Primers was designed with Primers 5.0 software in the light of the human miR-124-5p and MIEN1 mRNA sequences in GeneBank, and produced in Shanghai Sangon Biotech Co., Ltd. The following primer sequences were used: miR-124-5p (5’-CGTGTTCACAGCGGACCTTGAT-3’), U6 (forward primer: 5’-GCTTCGGCAGCACATATACTAAAAT-3’, reverse primer: CGCTTCACGAATTTGCGTGTCAT-3’), MIEN1 (forward primer: 5’-CAGTGCTGTGGAGCAGT-3’, reverse primer: 5’-GACGGCTGTTGGTGATCTTT-3’), GAPDH (forward primer: 5’-gagcgagatccctccaa-3’, reverse primer: 5’-actgtggtca tgagtccttc-3’). Total RNA was isolated by Trizol reagent. The purity and concentration of RNA were detected by ultraviolet spectrophotometry. The first strand of cDNA was synthesized by reverse transcription (Vazyme Biotech Co., Ltd., Nanjing, China). GAPDH was the MIEN1 mRNA internal reference gene and U6 as the miR-124-5p internal reference gene on ABI7300 fluorescence quantitative PCR instrument. The relative expression level of target gene RQ = 2-ΔΔCT.

Statistical Analysis

The consequences were expressed as mean ± SEM of independent assays. One-way ANOVA was used for multiple comparisons, then paired comparison with post-group test was carried out as necessary. P ≤ 0.05 was considered to harbor statistical difference.

Results

miR-124-5p Expression in GC

The level of miR-124-5p in GC tissue was significantly lower than that in adjacent tissues (Figure 1A) and level of miR-124-5p in GC tissue increased with stage of GC (Figure 1B). Furthermore, level of miR-124-5p in human GC SGC-803 and SGC7901 cells is significantly lower than in human gastric mucosa epithelial cells GES-1(Figure 1C). The miR-124-5p in SGC7901 cells significantly increased when miR-124-5p mimic administrated (Figure 1D), while miR-124-5p in SGC-803 cells significantly reduced when miR-124-5p inhibitor administrated (Figure 1E). MiR-124-5p mimic transfection inhibited the growth of SGC7901 cells (Figure 1F), and miR-124-5p inhibitor promoted the proliferation of SGC803 cells (Figure 1G).

MiR-124-5p Overexpression Inhibits Invasion and Migration Ability of GC Cells

The wound gap of SGC7901 cells in miR-124-5p mimic group was larger than in control groups (Figure 2A), which means that the invasion ability of SGC7901 cells had been significantly inhibited by miR-124-5p overexpression. After administration of miR-124-5p mimic, the number of invaded cell decreased (Figure 2B), which means that miR-124-5p mimic decreased the GC cells proliferation ability. Therefore, over miR-124-5p expression suppressed not only invasion but also migration ability of GC cell lines in vitro.

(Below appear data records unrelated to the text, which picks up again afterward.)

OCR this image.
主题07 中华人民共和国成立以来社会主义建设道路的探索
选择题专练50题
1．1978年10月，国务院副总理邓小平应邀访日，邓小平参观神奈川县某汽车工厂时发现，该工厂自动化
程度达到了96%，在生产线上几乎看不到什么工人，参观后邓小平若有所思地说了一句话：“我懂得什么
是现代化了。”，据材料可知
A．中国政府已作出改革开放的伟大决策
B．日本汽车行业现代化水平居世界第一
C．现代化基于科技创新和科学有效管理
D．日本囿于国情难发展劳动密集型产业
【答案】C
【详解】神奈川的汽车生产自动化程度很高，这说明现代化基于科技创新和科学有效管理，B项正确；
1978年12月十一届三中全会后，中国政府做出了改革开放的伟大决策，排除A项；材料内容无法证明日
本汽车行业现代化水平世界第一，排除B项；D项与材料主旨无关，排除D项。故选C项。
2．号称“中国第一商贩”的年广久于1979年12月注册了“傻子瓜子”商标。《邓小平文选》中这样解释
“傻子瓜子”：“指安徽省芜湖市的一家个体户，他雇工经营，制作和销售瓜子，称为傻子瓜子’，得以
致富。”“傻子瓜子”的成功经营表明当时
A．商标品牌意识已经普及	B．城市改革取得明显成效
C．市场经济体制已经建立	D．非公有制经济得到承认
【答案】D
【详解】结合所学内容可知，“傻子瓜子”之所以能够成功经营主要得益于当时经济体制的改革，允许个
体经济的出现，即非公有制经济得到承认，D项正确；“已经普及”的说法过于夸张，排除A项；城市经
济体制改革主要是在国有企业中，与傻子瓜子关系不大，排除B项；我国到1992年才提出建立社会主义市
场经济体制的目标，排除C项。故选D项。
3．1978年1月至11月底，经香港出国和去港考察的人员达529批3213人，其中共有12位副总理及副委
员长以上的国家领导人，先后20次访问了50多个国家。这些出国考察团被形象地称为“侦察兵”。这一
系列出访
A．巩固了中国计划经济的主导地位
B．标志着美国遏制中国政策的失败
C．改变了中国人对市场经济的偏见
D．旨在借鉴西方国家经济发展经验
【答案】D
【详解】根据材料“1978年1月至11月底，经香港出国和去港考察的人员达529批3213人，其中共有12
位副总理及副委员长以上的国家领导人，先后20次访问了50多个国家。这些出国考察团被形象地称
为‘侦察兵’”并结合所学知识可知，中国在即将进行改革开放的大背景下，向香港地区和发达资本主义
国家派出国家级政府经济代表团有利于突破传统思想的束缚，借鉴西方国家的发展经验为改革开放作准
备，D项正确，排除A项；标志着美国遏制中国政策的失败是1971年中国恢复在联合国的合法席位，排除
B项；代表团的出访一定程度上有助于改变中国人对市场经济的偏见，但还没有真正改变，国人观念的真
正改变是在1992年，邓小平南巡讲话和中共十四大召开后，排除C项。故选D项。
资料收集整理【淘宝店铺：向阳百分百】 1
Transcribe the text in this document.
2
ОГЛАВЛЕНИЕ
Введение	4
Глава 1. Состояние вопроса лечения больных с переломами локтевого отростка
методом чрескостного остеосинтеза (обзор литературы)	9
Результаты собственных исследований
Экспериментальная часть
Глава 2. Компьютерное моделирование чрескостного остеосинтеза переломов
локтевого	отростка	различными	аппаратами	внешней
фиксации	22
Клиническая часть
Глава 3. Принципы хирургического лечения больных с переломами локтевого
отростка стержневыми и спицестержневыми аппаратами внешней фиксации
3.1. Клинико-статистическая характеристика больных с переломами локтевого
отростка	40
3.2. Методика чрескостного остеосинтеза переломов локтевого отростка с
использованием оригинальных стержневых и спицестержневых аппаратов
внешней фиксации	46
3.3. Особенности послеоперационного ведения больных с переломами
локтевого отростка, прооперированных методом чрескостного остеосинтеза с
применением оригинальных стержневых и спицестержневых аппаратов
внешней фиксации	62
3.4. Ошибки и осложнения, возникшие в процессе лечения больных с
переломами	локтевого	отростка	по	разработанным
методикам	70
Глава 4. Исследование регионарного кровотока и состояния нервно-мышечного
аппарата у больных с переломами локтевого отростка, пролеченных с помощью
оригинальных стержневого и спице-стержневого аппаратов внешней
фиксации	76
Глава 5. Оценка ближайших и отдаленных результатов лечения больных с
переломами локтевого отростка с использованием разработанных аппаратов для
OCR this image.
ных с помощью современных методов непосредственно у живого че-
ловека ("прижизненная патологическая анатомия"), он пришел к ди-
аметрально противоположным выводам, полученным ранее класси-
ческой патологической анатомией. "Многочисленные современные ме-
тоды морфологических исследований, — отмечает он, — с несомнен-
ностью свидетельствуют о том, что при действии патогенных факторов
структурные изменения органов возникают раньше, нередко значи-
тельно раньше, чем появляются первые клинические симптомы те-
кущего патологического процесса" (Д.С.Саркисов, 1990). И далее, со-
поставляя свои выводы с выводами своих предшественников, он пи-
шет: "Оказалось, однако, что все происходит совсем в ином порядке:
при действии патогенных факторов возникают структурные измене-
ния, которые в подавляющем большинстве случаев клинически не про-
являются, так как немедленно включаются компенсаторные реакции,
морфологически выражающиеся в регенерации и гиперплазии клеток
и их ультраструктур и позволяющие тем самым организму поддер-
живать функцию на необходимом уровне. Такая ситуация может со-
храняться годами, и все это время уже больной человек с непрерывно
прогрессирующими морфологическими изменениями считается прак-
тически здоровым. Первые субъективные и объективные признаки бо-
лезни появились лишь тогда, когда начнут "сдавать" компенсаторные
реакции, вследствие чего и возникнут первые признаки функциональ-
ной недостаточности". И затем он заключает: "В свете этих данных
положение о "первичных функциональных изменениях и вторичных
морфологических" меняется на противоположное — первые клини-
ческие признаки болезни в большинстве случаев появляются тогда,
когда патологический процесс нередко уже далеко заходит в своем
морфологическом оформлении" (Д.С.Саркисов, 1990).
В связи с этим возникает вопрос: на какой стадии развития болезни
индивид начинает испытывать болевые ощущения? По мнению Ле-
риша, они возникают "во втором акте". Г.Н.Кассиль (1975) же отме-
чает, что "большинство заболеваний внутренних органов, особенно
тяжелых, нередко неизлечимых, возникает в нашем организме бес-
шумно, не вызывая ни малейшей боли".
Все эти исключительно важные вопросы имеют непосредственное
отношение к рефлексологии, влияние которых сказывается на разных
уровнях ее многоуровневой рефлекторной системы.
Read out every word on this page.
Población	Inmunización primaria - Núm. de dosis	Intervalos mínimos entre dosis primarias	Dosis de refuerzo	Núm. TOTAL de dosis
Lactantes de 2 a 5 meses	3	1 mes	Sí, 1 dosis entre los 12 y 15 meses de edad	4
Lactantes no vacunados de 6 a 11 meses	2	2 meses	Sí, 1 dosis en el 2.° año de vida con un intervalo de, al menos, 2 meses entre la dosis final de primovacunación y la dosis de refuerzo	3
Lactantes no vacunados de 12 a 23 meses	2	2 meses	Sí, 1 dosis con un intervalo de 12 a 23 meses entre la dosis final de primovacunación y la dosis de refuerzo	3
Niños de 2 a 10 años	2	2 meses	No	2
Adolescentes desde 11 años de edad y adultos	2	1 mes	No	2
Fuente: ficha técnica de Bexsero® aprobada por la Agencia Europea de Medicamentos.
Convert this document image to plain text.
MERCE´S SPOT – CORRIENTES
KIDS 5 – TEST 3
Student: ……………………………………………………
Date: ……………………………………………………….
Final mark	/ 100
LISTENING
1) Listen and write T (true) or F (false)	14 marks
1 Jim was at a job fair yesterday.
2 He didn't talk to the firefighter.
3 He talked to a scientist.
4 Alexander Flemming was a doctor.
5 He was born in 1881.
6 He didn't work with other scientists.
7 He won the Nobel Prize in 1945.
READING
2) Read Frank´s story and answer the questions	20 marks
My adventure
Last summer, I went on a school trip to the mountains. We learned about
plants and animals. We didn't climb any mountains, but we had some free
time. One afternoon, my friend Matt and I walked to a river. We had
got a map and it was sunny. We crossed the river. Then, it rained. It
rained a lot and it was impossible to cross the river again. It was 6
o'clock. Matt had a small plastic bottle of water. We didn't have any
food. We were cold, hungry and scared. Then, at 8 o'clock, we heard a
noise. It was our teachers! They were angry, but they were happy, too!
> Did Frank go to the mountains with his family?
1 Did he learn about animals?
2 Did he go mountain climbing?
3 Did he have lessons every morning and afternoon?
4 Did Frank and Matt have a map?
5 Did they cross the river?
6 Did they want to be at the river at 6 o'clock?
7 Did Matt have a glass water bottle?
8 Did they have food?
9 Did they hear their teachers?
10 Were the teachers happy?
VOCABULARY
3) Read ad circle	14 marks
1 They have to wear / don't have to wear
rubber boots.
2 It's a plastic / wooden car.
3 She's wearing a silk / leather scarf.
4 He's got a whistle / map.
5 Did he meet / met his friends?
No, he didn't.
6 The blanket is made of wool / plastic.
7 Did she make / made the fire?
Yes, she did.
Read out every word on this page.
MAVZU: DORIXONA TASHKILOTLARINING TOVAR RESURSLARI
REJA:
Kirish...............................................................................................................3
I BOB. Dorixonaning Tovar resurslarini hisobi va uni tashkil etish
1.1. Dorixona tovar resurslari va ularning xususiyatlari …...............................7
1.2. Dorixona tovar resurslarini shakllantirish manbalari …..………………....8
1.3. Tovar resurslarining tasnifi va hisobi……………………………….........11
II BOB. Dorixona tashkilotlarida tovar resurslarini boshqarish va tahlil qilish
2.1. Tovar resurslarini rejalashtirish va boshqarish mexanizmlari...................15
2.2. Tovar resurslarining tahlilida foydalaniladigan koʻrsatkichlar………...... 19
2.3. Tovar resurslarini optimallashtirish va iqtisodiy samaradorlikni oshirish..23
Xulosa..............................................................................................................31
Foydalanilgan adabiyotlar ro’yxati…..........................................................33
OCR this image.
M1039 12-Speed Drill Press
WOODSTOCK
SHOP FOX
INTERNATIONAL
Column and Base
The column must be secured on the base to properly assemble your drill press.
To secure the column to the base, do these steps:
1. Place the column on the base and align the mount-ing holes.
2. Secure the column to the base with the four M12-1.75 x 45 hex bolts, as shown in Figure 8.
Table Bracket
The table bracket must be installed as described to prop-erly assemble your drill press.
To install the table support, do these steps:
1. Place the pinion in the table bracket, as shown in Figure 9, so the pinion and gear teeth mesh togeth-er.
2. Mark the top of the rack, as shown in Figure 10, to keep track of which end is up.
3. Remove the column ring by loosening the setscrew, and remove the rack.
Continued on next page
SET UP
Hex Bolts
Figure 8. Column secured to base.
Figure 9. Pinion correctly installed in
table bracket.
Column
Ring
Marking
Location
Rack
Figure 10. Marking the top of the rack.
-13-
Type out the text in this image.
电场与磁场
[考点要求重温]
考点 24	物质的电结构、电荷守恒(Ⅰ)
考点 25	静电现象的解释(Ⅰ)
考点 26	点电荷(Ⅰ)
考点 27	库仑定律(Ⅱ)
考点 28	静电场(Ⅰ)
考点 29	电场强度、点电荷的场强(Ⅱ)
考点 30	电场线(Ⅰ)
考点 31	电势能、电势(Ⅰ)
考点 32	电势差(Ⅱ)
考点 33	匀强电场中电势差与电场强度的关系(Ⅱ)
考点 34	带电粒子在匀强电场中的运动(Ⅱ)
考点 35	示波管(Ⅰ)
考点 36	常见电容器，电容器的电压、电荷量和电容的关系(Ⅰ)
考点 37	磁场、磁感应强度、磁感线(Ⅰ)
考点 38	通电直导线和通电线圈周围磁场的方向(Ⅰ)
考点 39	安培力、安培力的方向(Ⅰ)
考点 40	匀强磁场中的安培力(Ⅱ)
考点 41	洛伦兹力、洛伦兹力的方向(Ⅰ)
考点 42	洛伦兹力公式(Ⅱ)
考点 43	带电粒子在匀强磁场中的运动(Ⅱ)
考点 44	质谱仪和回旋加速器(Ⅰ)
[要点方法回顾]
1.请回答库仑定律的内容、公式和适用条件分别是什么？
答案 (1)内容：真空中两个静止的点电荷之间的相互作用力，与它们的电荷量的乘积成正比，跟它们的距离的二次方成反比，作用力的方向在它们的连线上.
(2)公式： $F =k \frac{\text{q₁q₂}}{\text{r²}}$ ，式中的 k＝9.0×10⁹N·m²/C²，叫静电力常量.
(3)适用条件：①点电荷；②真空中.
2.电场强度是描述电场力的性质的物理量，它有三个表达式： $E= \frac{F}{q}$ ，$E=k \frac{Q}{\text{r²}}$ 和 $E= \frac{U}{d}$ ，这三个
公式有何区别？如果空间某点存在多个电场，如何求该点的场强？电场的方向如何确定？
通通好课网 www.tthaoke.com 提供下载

Effect of Low Expression of miR-124-5p on GC Cells

The wound gap of SGC-803 cells transfected with miR-124-5p mimic was significantly less than control cells (Figure 3A), whereas the low level of MIR-124-5p promoted the invasion of SGC-803 cells (Figure 3B), implying that miR-124-5p is capable of inhibiting the malignant phenotype of GC cells.

MiR-124-5p Directly Binds to MIEN1’s 3’-UTR

The results found that miR-124-5p remarkably lessened the luciferase activity of HEK-293 T cells transfected with pmirGLO plasmid carrying wt-MIEN1, but not the HEK-293 T cells transfected with (Mut)3’-UTR (mut-MIEN1) (Figure 4B). In contrast to normal gastric epithelial cell line GES-1, MIEN1 mRNA level markedly increased (Figure 4C). In addition, MIEN1 was highly expressed in GC tissues (Figure 4D). The relationship between miR-124-5p and MIEN1 in GC specimens was also studied. MiR-124-5p levels were negatively correlated with MIEN1 expression as shown in Figure 4E. In addition, after transfected by miR-124-5p mimics, the MIEN1 expression was significantly down-regulated (Figure 4F). The protein level of MIEN1 in GC cells transfected with miR-124-5p mimic was lower compared to cells transfected with miR-NC (Figure 4G).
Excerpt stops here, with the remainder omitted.